Gūbadai (d. 1708) was a Qing official of the Irgen Gioro clan of the Manchu Bordered Yellow Banner. Courtesy name Wenqi (文起), he served as the Minister of Rites and was one of the tutors of the future Yongzheng Emperor when the latter was still a prince.

== Biography ==
Gūbadai's grandfather, Nungdari of Sunggari Ula, joined to Nurhaci's tribe during the early expansion of the Jianzhou Jurchen. For helping to break an enemy siege, he was commended and granted name "Gūkiyoo" by Nurhaci. His father, Gunacan, distinguished himself in campaigns against the Ming dynasty and received the hereditary rank of adaha hafan. Although Gūbadai was the second son, he inherited the noble title after the deaths of his elder brother and nephew. In 1675, he placed the first in an examination for Eight Banner officials personally supervised by the Kangxi Emperor, earning promotion to Academician of the Hanlin Academy.

In 1677, he was assigned to the army led by General Manggitu, and took part in suppressing the Revolt of the Three Feudatories. In Guangxi, he repeatedly defeated the forces of Wu Shicong, contributing significantly to the Qing's regaining of the region. During the Battle of Panjiang, when Manggitu fell ill, Gūbadai assumed command of the army. Encountering Wu Shicong's forces, he decisively defeated them, and Wu Shizong was killed following the defeat. At the Battle of Nanning, facing a defending force reportedly numbering 100,000 men, Gūbadai personally charged into the enemy lines, inspiring other Qing commanders and troops who had hesitated before the engagement. The Qing army's morale increased due to his action, and the defenders were ultimately defeated. In 1680, after Manggitu died in camp, Gūbadai was reassigned to the Grand General Laita's headquarter, in the campaign against Yunnan. In 1681, when General Zhao Liangdong arrived in Yunnan, Zhao adopted Gūbadai's proposal to first seize Yinding Mountain. Using the strategic advantage of the high ground, Qing armies subsequently attacked and occupied the Yunnan capital.

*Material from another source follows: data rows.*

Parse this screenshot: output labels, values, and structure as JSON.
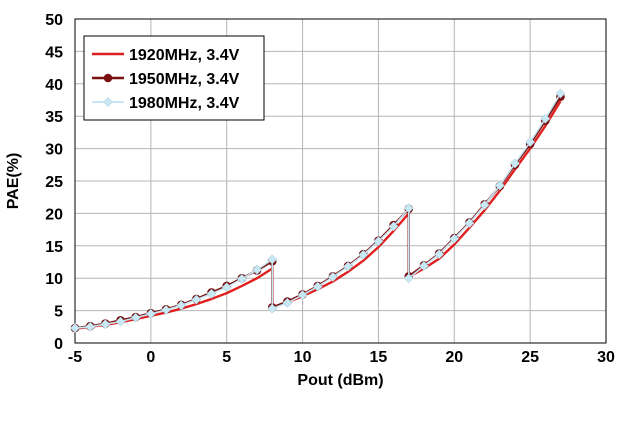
{
  "chart_data": {
    "type": "line",
    "title": "",
    "xlabel": "Pout (dBm)",
    "ylabel": "PAE(%)",
    "xlim": [
      -5,
      30
    ],
    "ylim": [
      0,
      50
    ],
    "x_ticks": [
      -5,
      0,
      5,
      10,
      15,
      20,
      25,
      30
    ],
    "y_ticks": [
      0,
      5,
      10,
      15,
      20,
      25,
      30,
      35,
      40,
      45,
      50
    ],
    "grid": true,
    "legend_position": "top-left",
    "series": [
      {
        "name": "1920MHz, 3.4V",
        "color": "#e02020",
        "marker": "none",
        "segments": [
          {
            "x": [
              -5,
              -4,
              -3,
              -2,
              -1,
              0,
              1,
              2,
              3,
              4,
              5,
              6,
              7,
              8
            ],
            "y": [
              2.2,
              2.5,
              2.8,
              3.2,
              3.7,
              4.2,
              4.7,
              5.3,
              6.0,
              6.8,
              7.7,
              8.8,
              10.0,
              11.5
            ]
          },
          {
            "x": [
              8,
              9,
              10,
              11,
              12,
              13,
              14,
              15,
              16,
              17
            ],
            "y": [
              5.4,
              6.3,
              7.2,
              8.3,
              9.5,
              11.0,
              12.7,
              14.8,
              17.3,
              20.0
            ]
          },
          {
            "x": [
              17,
              18,
              19,
              20,
              21,
              22,
              23,
              24,
              25,
              26,
              27
            ],
            "y": [
              10.2,
              11.5,
              13.0,
              15.2,
              17.8,
              20.5,
              23.5,
              26.8,
              30.0,
              33.5,
              37.3
            ]
          }
        ]
      },
      {
        "name": "1950MHz, 3.4V",
        "color": "#7a1010",
        "marker": "circle",
        "segments": [
          {
            "x": [
              -5,
              -4,
              -3,
              -2,
              -1,
              0,
              1,
              2,
              3,
              4,
              5,
              6,
              7,
              8
            ],
            "y": [
              2.3,
              2.6,
              3.0,
              3.5,
              4.0,
              4.6,
              5.2,
              5.9,
              6.8,
              7.8,
              8.8,
              10.0,
              11.2,
              12.6
            ]
          },
          {
            "x": [
              8,
              9,
              10,
              11,
              12,
              13,
              14,
              15,
              16,
              17
            ],
            "y": [
              5.5,
              6.4,
              7.5,
              8.8,
              10.3,
              11.9,
              13.7,
              15.8,
              18.2,
              20.7
            ]
          },
          {
            "x": [
              17,
              18,
              19,
              20,
              21,
              22,
              23,
              24,
              25,
              26,
              27
            ],
            "y": [
              10.3,
              12.0,
              13.8,
              16.2,
              18.6,
              21.4,
              24.2,
              27.5,
              30.7,
              34.3,
              38.0
            ]
          }
        ]
      },
      {
        "name": "1980MHz, 3.4V",
        "color": "#c8e8f4",
        "marker": "diamond",
        "segments": [
          {
            "x": [
              -5,
              -4,
              -3,
              -2,
              -1,
              0,
              1,
              2,
              3,
              4,
              5,
              6,
              7,
              8
            ],
            "y": [
              2.3,
              2.5,
              2.9,
              3.3,
              3.9,
              4.5,
              5.1,
              5.8,
              6.7,
              7.6,
              8.6,
              9.9,
              11.3,
              12.9
            ]
          },
          {
            "x": [
              8,
              9,
              10,
              11,
              12,
              13,
              14,
              15,
              16,
              17
            ],
            "y": [
              5.3,
              6.2,
              7.4,
              8.7,
              10.2,
              11.8,
              13.6,
              15.7,
              18.0,
              20.8
            ]
          },
          {
            "x": [
              17,
              18,
              19,
              20,
              21,
              22,
              23,
              24,
              25,
              26,
              27
            ],
            "y": [
              10.0,
              11.9,
              13.7,
              16.1,
              18.5,
              21.3,
              24.3,
              27.7,
              31.0,
              34.6,
              38.5
            ]
          }
        ]
      }
    ]
  }
}
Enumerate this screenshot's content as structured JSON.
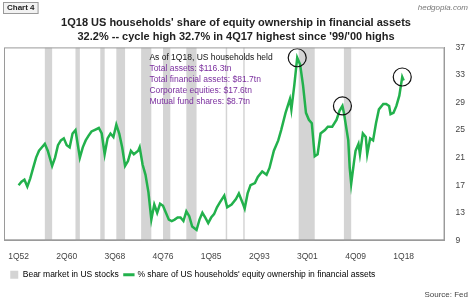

After returning in triumph, Gūbadai successively served as Imperial Lecturer, Deputy Minister of Rites, and Minister of Rites. In 1693, the Kangxi Emperor evaluated him as unsuitable for his office and removed him from his office, though he was allowed to retain his hereditary title and continue serving in the imperial cabinets. He retired in 1698 and died of illness in 1708. The future Yongzheng Emperor, then still a prince, personally leading his funeral arrangements.

Because of their former teacher-student relationship, the Yongzheng Emperor restored Gūbadai's official honors after ascending the throne. He posthumously awarded him the title of Taifu (太傅, Grand Tutor), granted him the posthumous name Wenduan (文端, "Cultured and Upright"), and ordered that he be enshrined in the Temple of Worthies (賢良祠). During the reign of the Qianlong Emperor, he was further posthumously elevated to the rank of Taishi (太師, Grand Preceptor). His son, Guyan (顧儼), inherited the hereditary rank and eventually advanced to the position of Vice Commander (Fudutong). His grandson, Gucong (顧琮), served as Viceroy of Eastern Rivers during the Qianlong reign.